Tabular Synthesizer

`ydata.synthesizers.RegularSynthesizer`

Bases: BaseModel

The RegularSynthesizer is designed to learn patterns from real datasets and generate synthetic data that maintains statistical properties while ensuring privacy and security. It provides a simple API for training, sampling, saving, and loading models.

Key Features

*fit *: Learn from real data to create a generative model.
*sample *: Produce high-quality synthetic data based on the trained model.
*save *: Store a trained synthesizer for future use.
*load *: Restore a previously trained synthesizer.

Usage Example

from ydata.synthesizers import RegularSynthesizer

# Step 1: Train the model
synth = RegularSynthesizer()
synth.fit(real_data, metadata)

# Step 2: Generate synthetic data
synthetic_data = synth.sample(n_samples=1000)

# Step 3: Save the trained model
synth.save("model.pkl")

# Step 4: Load the trained model later
loaded_synth = RegularSynthesizer.load("model.pkl")

`fit(X, metadata, *, condition_on=None, privacy_level=PrivacyLevel.HIGH_FIDELITY, calculated_features=None, anonymize=None, anonymize_ids=False, segment_by='auto', holdout_size=0.2, random_state=None)`

Train the RegularSynthesizer on real tabular data.

This method learns patterns from the provided dataset (X) to build a generative model capable of producing high-quality synthetic data. It allows for feature extraction, handling missing values, and applying privacy controls.

Handles missing values and applies anonymization if required.
Supports conditional synthesis by segmenting data into meaningful groups.
Integrates business rules through the calculated features to evaluate model performance.

Parameters:

Name	Type	Description	Default
`X`	`Dataset`	The real dataset used to train the synthesizer.	required
`metadata`	`Metadata`	object describing the dataset, including feature types and relationships.	required
`calculated_features`	`list[dict[str, str \| Callable \| List[str]]] \| None`	List of computed features that should be derived before training, if provided	`None`
`anonymize`	`dict \| AnonymizerConfigurationBuilder \| None`	Configuration for anonymization strategies, such as hashing or generalization, if provided	`None`
`privacy_level`	`PrivacyLevel \| str`	Defines the trade-off between privacy and data fidelity. Options: `"HIGH_FIDELITY"`, `"BALANCED_PRIVACY_FIDELITY"`, `"HIGH_PRIVACY"`. Defaults to `"HIGH_FIDELITY"`.	`HIGH_FIDELITY`
`condition_on`	`Union[str, list[str]] \| None`	Enables conditional data generation by specifying key features to condition the model on.	`None`
`anonymize_ids`	`bool`	If `True`, automatically anonymizes columns of type ID. Defaults to `False`.	`False`
`segment_by`	`SegmentByType`	Defines how data should be segmented while training, based on a column or an automated decision. Options: `"auto"` (default).	`'auto'`
`holdout_size`	`float`	Percentage of data to hold out for model evaluation. Default is `0.2` (20%).	`0.2`
`random_state`	`RandomSeed`	Set a seed for reproducibility. If `None`, randomness is used.	`None`

Returns:

Name	Type	Description
`None`		Trains the synthesizer in place.
`None`		Trains the synthesizer in place.

`sample(n_samples=1, condition_on=None, balancing=False, random_state=None, connector=None, **kwargs)`

Generate synthetic tabular data using the trained RegularSynthesizer.

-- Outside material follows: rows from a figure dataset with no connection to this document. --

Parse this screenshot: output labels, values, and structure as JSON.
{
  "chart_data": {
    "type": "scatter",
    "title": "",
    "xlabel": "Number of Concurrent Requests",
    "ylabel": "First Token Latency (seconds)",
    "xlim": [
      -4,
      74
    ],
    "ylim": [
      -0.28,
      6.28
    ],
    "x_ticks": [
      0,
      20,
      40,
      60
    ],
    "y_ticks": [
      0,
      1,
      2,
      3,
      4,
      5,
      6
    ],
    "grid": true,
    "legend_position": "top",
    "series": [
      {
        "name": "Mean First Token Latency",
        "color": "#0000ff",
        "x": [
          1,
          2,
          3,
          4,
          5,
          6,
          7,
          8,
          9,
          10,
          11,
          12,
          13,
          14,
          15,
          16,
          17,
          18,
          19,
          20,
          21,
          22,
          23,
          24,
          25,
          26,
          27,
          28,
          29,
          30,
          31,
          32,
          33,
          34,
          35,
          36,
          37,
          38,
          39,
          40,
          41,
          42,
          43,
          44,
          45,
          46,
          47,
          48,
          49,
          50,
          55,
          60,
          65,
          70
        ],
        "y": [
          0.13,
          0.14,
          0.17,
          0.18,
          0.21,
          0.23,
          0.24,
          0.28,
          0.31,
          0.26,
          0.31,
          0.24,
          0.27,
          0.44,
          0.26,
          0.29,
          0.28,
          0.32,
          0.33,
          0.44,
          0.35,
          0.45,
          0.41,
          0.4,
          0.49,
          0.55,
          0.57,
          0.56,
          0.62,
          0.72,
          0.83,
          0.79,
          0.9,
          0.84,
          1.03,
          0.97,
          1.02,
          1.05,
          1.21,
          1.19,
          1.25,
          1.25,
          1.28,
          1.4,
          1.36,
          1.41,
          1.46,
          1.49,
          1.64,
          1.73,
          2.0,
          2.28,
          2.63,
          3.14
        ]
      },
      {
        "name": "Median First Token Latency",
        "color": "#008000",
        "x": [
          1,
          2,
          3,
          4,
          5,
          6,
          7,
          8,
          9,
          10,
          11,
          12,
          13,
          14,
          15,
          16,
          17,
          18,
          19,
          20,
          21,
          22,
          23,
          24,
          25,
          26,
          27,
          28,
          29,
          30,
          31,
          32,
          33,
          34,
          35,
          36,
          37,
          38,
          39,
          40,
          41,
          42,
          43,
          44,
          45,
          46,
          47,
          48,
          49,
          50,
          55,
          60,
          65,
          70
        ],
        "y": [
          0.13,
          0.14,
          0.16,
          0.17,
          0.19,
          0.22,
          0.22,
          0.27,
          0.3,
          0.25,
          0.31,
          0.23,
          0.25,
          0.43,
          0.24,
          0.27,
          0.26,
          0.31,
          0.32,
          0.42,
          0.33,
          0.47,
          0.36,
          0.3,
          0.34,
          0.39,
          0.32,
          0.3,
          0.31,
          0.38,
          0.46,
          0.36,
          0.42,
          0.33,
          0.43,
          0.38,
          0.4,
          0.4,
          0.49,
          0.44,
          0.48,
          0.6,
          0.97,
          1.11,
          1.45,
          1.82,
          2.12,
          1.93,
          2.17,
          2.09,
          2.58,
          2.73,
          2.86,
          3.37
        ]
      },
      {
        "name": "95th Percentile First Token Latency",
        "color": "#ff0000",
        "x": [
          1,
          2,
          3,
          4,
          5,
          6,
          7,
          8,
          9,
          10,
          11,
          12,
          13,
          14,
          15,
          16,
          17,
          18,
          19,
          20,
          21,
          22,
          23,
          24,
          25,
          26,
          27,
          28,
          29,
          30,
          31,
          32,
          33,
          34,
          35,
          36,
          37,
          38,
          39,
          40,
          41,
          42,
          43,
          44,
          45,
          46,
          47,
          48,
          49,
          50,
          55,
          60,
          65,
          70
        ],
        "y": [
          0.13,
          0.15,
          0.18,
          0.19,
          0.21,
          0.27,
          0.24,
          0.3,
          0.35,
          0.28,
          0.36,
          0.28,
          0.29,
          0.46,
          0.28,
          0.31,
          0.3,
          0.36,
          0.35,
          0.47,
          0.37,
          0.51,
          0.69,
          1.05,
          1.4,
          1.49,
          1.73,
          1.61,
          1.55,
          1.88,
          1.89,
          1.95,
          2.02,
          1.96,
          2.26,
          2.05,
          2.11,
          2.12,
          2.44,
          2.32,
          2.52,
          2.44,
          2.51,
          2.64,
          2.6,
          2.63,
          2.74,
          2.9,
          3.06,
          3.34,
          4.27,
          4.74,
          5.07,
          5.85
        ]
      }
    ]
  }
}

This method generates new synthetic records that mimic the statistical properties of the original dataset. Users can optionally condition on specific features, apply balancing strategies, and define an output storage connector for direct integration with databases or cloud storage.

Parameters:

Name	Type	Description	Default
`n_samples`	`int`	Number of synthetic records/rows to generate. Default is `1`.	`1`
`condition_on`	`list[ConditionalFeature] \| dict \| DataFrame \| None`	Condition the generator on specific feature values to create data with controlled distributions.	`None`
`balancing`	`bool`	If `True`, ensures balanced sampling the defined conditional features. Default is `False`.	`False`
`random_state`	`RandomSeed`	Set a random seed for reproducibility. Default is `None` (random generation).	`None`
`connector`	`BigQueryConnector \| ObjectStorageConnector \| RDBMSConnector \| None`	If provided, the generated synthetic data is automatically stored in a cloud-based data warehouse or database.	`None`

Returns:

Name	Type	Description
`sample`	`Dataset`	A Dataset object containing the synthetic samples.